Proper data quality frameworks (DQFs) today monitor a range of data quality dimensions, such as: completeness, accuracy, validity, timeliness, accessibility and consistency. But not many DQFs measure fairness in the sense of historical biases which may be undesired to keep or even enlarge in the future. This could lead to untrustworthy learning algorithms or AI models, frequently used in many systems today such as financial rating systems, HR systems and or fraud detection software.
Furthermore, good data management can also help in pre-determining what the data could be used for, and which modelling possibilities there might be, providing a stimulus for further model development. Good data lineage can then help to understand how the current data files were formed and what they are used for. This in turn increases the reproducibility of errors and deviations in the data, which is useful, especially as terms, conditions and even definitions change over time.
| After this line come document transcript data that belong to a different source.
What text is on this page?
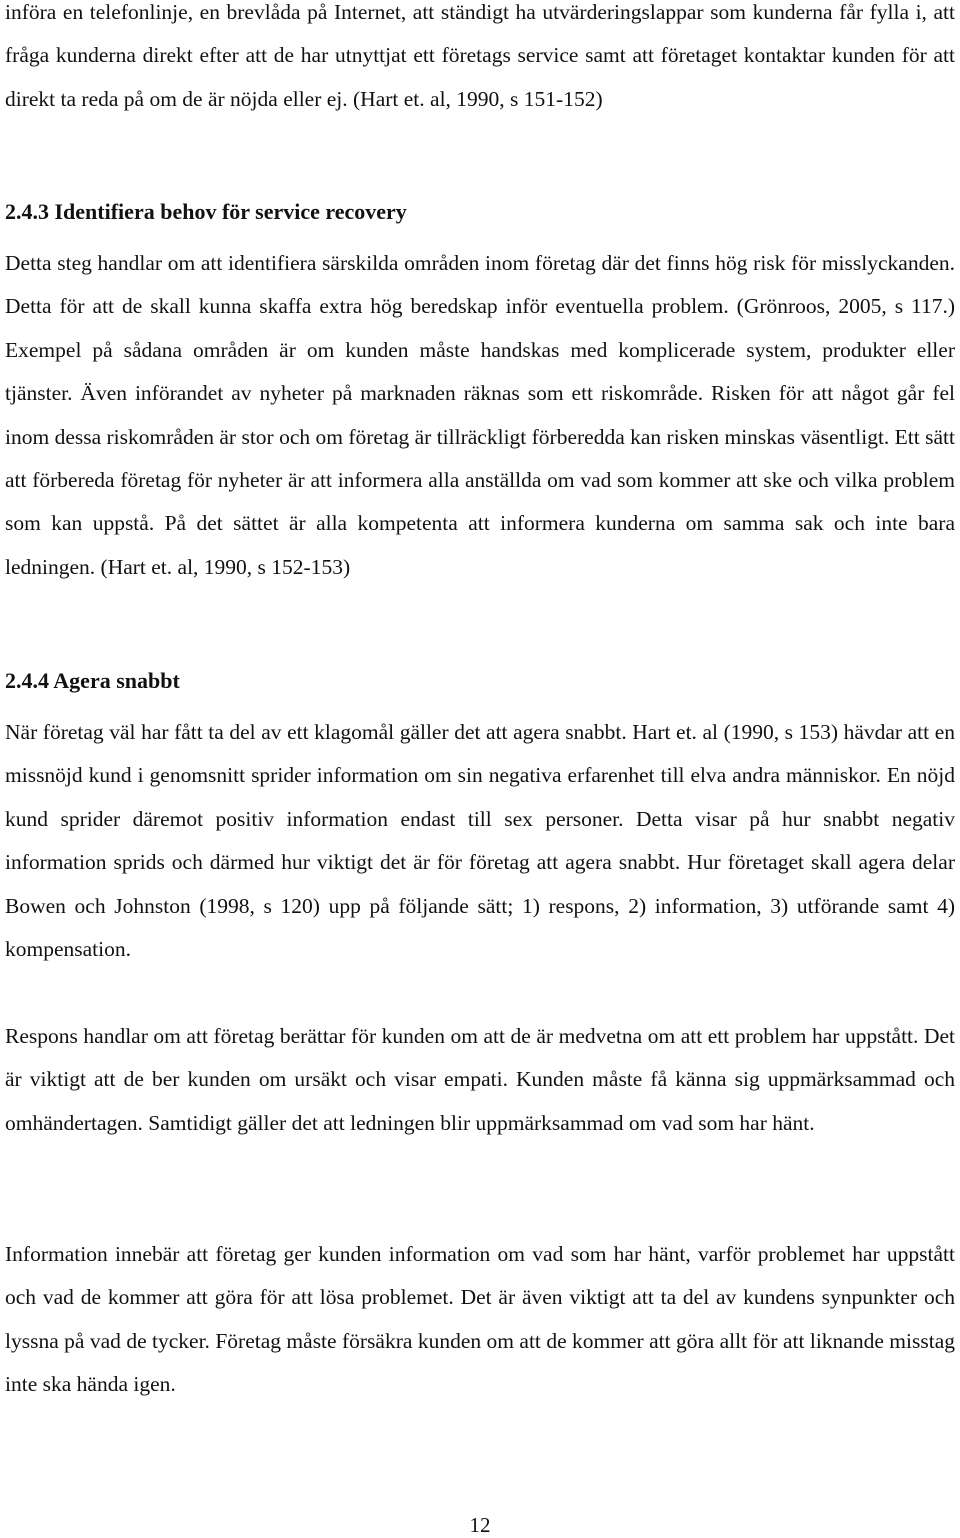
införa en telefonlinje, en brevlåda på Internet, att ständigt ha utvärderingslappar som kunderna får fylla i, att fråga kunderna direkt efter att de har utnyttjat ett företags service samt att företaget kontaktar kunden för att direkt ta reda på om de är nöjda eller ej. (Hart et. al, 1990, s 151-152)

2.4.3 Identifiera behov för service recovery

Detta steg handlar om att identifiera särskilda områden inom företag där det finns hög risk för misslyckanden. Detta för att de skall kunna skaffa extra hög beredskap inför eventuella problem. (Grönroos, 2005, s 117.) Exempel på sådana områden är om kunden måste handskas med komplicerade system, produkter eller tjänster. Även införandet av nyheter på marknaden räknas som ett riskområde. Risken för att något går fel inom dessa riskområden är stor och om företag är tillräckligt förberedda kan risken minskas väsentligt. Ett sätt att förbereda företag för nyheter är att informera alla anställda om vad som kommer att ske och vilka problem som kan uppstå. På det sättet är alla kompetenta att informera kunderna om samma sak och inte bara ledningen. (Hart et. al, 1990, s 152-153)

2.4.4 Agera snabbt

När företag väl har fått ta del av ett klagomål gäller det att agera snabbt. Hart et. al (1990, s 153) hävdar att en missnöjd kund i genomsnitt sprider information om sin negativa erfarenhet till elva andra människor. En nöjd kund sprider däremot positiv information endast till sex personer. Detta visar på hur snabbt negativ information sprids och därmed hur viktigt det är för företag att agera snabbt. Hur företaget skall agera delar Bowen och Johnston (1998, s 120) upp på följande sätt; 1) respons, 2) information, 3) utförande samt 4) kompensation.

Respons handlar om att företag berättar för kunden om att de är medvetna om att ett problem har uppstått. Det är viktigt att de ber kunden om ursäkt och visar empati. Kunden måste få känna sig uppmärksammad och omhändertagen. Samtidigt gäller det att ledningen blir uppmärksammad om vad som har hänt.

Information innebär att företag ger kunden information om vad som har hänt, varför problemet har uppstått och vad de kommer att göra för att lösa problemet. Det är även viktigt att ta del av kundens synpunkter och lyssna på vad de tycker. Företag måste försäkra kunden om att de kommer att göra allt för att liknande misstag inte ska hända igen.

12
In the recent EU Whitepaper, A European approach to excellence and trust, European Commission addresses one of the requirements relating to the dataset used to train AI systems:
“Requirements to take reasonable measures aimed at ensuring that such subsequent use of AI systems does not lead to outcomes entailing prohibited discrimination. These requirements could entail in particular obligations to use data sets that are sufficiently representative, especially to ensure that all relevant dimensions of gender, ethnicity and other possible grounds of prohibited discrimination are appropriately reflected in those data sets”
Here, I want to stress to read representative as desired representativeness and not historically factual representativeness. Training data is by default a historical view of reality but may represent an unfair historical bias which we as society do not want. In other words, sometimes we actually want to change the factual but unfair distribution which only works if fairness is one of the data quality dimensions.
In practical steps:
- Discuss and define what fairness means for your organization and your data use-cases
- Gather a factual representative subset of data
- Measure fairness
- Optimize fairness, by either
a. Excluding unfair features, like gender or ethnicity (only possible with direct structured inputs)
b. Positively discriminate unfair biases, e.g. by over- or under-sampling.
Showing biases in data and openly discussing the ethics around fairness (step 1) increases awareness in the early stages of data preparations. It also increases the skillset of employees, to detect, cope and discuss biases. Ethics and fairness discussions are important but also sensitive and subtle. Safety must be organized by a culture that starts by key functions in the organization and recognizing these topics as a priority up to board level in the governance structure.
What is your opinion?
Do you have fairness incorporated into your DQM?